Achja: Ich hab zeitgleich mit dem Start nach dem einen Monat Pause auch einen DSL-Zugang bekommen, welcher aber von der Dt. Telekom noch nicht freigeschaltet ist. Am gleichen Tag, als ich ins Internet bin, gabs nämlich auch Probleme beim Umstellen und unser Telefon war für einen Tag außer Betrieb - könnte das auch ein Grund sein ? 

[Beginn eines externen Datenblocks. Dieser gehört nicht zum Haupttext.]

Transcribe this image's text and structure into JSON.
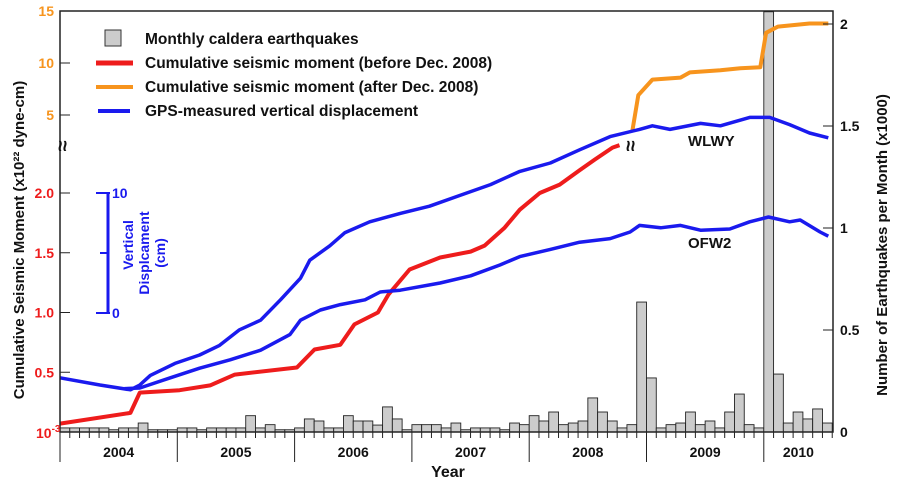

Vielen Dank für Eure Hilfe - wäre echt notwendig, ärgere mich schon seit einer Woche mit dem PC rum. 

Gruss

summerjam


----------



## Reducal (20 Februar 2005)

Bei der Horrorgeschichte würde ich meine Kiste nochmal neu aufsetzen. Installiere die Programme und das DSL sauber und schon dürfte kein Problem mehr da sein.


----------



## jupp11 (20 Februar 2005)

Summerjam2 schrieb:
			
		

> Windows:system32: hab ich die Anwendung ctfmon.exe gefunden, welche sich beim Hochfahren gleich aktivieren will. Könnte das ein Dialer sein ??



Kaum 
http://www.liutilities.com/products/wintaskspro/processlibrary/ctfmon/


> ctfmon - ctfmon.exe - Process Information
> 
> Process File: ctfmon or ctfmon.exe
> Process Name: Alternative User Input Services
> ...


http://frankn.com/html/ctfmon_exe.html


> Die ctfmon.exe ist ein Programm das zu Office gehört. Sie überwacht offene Fenster und dient der Spracherkennung, sowie der zurverfügungstellung alternativer Texteingabegeräte und der Spracherkennung.
> Zum “Fluch” kann sie werden wenn sie langsamere Systeme ausbremst. Im übrigen kann das Programm auf dem PC sein, obwohl man gar kein OFFICE XP hat.


j.


----------